Yusuf Kardâvî, Nedvî'nin özgeçmişini anlattığı kitabında, yukarıda geçen, Nedvî'nin benimsediği ve İmam-ı Rabbânî'de kamil temsilini bulan ıslalahat yöntemini açıkladıktan sonra şu cihetlerden tenkid etmiştir:
1. Bu yöntem gerçekçi olmaktan çok ideal, hatta ütopik olandır.
2. Hükümdarlıkla yönetilen topluluklarda başı ıslah etmek, gövdeyi (halkı, geri kalanları) de ıslah etmektir. Ama bugün yönetim şekli değişmiştir, baştakiler de durmadan değişmektedir.
3. Bugün ümmetin dinî hayatına zarar veren düşünce ve hareketler hükümdarlardan, yöneticilerden ziyade ülkelerin bir kısım seçkinlerinden, okumuşlarından, "aydınlar"ından gelmektedir ve mücadelenin muhatapları değişmiştir.
4. Bu yöntem İmam-ı Rabbânî gibi müstesna mürşidlerle başarıya ulaşabilir, ama bu mürşidleri her zaman ve her yerde bulmak mümkün değildir.
Farklı islamcılık örnekleri ve aralarındaki yöntem tartışmalarını bize göre şöyle noktalamak mümkündür:
Müslümanlar için nihai hedef bellidir ve sabittir (kamil manada ve bütün alanlarda İslam'ı yaşamak ve yaşatmak). Nihai hedefe götüren adımlar ile her bir adımda uygulanacak usul ve araçlar ise şartlara göre değişir ve bunu da belirleyecek olanlar Rabbânî alimler, samîmî ve mücahid islamcılardır.
İslamcı cemaatler arasındaki farklara ilave olarak bir cemaatin değişik zaman ve mekanlardaki yöntem farklarından da bahsetmek mümkündür. Mesela Mevdûdî'nin Cemâati her zaman ve her yerde aynı yolu izlemedi. 1947 yılında sömürgeciler, Ulusal Kongre ve Müslüman Birliği partilerinin talebini kabul ederek ülkeye bağımsızlık vermeyi ve ülkenin ikiye bölünmesini (Hindistan Devleti ve Pakistan İslam Cumhuriyeti) kabul ettiler. Cemâat da Hindistan, Pakistan ve Cammu-Keşmir Cemaatleri şeklinde üçe ayrıldı.

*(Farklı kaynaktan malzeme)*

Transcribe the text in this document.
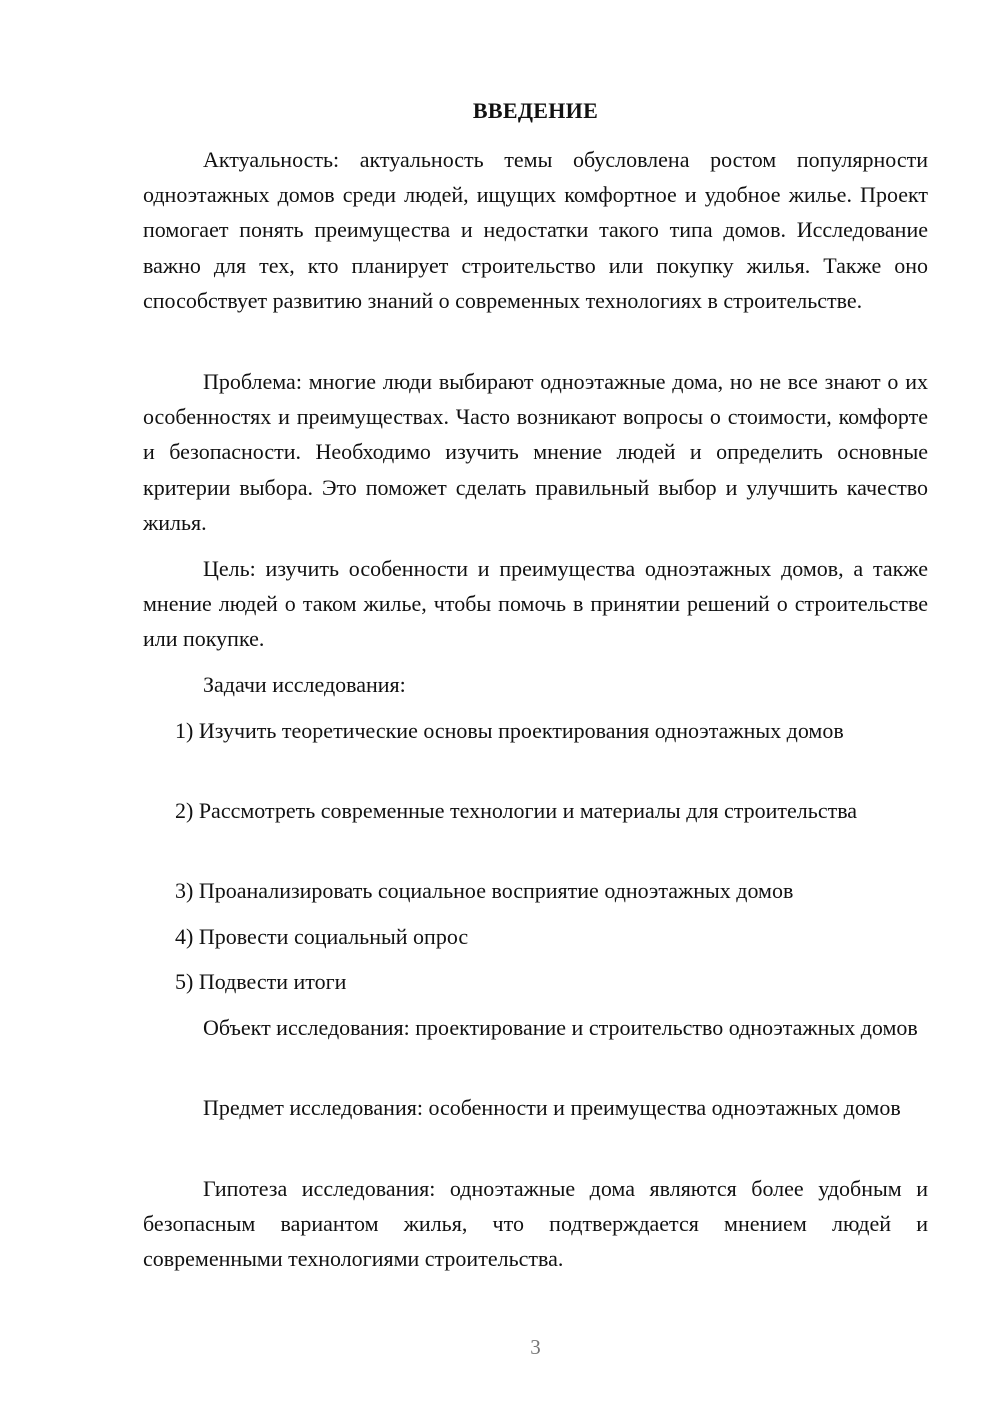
ВВЕДЕНИЕ

Актуальность: актуальность темы обусловлена ростом популярности одноэтажных домов среди людей, ищущих комфортное и удобное жилье. Проект помогает понять преимущества и недостатки такого типа домов. Исследование важно для тех, кто планирует строительство или покупку жилья. Также оно способствует развитию знаний о современных технологиях в строительстве.

Проблема: многие люди выбирают одноэтажные дома, но не все знают о их особенностях и преимуществах. Часто возникают вопросы о стоимости, комфорте и безопасности. Необходимо изучить мнение людей и определить основные критерии выбора. Это поможет сделать правильный выбор и улучшить качество жилья.

Цель: изучить особенности и преимущества одноэтажных домов, а также мнение людей о таком жилье, чтобы помочь в принятии решений о строительстве или покупке.

Задачи исследования:

1) Изучить теоретические основы проектирования одноэтажных домов

2) Рассмотреть современные технологии и материалы для строительства

3) Проанализировать социальное восприятие одноэтажных домов

4) Провести социальный опрос

5) Подвести итоги

Объект исследования: проектирование и строительство одноэтажных домов

Предмет исследования: особенности и преимущества одноэтажных домов

Гипотеза исследования: одноэтажные дома являются более удобным и безопасным вариантом жилья, что подтверждается мнением людей и современными технологиями строительства.

3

Bölünmeden sonra Hindistan'da ve Cammu-Keşmir'de İslam ve Müslümanlar büyük meydan okumalarla, güçlüklerle, problemlerle karşılaştılar. Bunlara karşı mücadele edenlerin başında Cemaat geliyor ve şu vasıtaları kullanıyordu: Müslümanlara ve gayr-i Müslimlere yönelik çağrı (tebliğ), çeşitli Hindistan dillerinde kitap, dergi ve gazete yayınları, okullar ve enstitüler kurup işletmek, davet ve tebliğ işini hakkıyla üstlenecek kişiler yetiştirmek, halkı şuurlandırmak, Kur'an-ı Kerim'i ve İslam'a ait kitapları çeşitli Hind dillerine çevirip yayınlamak, Müslümanların birlik olmaları için çaba göstermek... (Siyaset yok).
Pakistan'da benzer problemler yanında farklı bir temel problem vardı. M. Ali Cinnah vefat ettikten sonra (1948) Pakistanlı liderler ve yöneticiler -Yeni devletin rejimi İslâmî olacak diye karar alınmış olmasına rağmen- rejim konusunda farklı ve muhalif konuşmalar yapmaya başladılar. Müslümanlar birliği Partisine katılan komünistler, sömürgecilerin işbirlikçileri, değerlerine yabancılaşmış yerli aydınlar, Kadiyânîler, sünnete cephe alanlar... İslâmî rejimden yan çizmek isteyenlere destek veriyorlardı. Bütün bunara karşı Cemaat, "İslâmî bir anayasa yapılması, İslam kanunlarının uygulanması, Kur'an ve Sünnet ile bağdaşmayan kanunların iptal edilmesi için canla başla çalışmaya koyuldular (Siyaset var).
Bu yazıların sonunda "İslamcılara ne oldu, neredeler?" sorusuna şu cevabı vermek isterim: İslamcılar her zaman, her yerde, nihai hedefleri değişmeksizin şartlara uygun duruş, davranış ve yöntemlerle vardır, var olmaya devam edeceklerdir.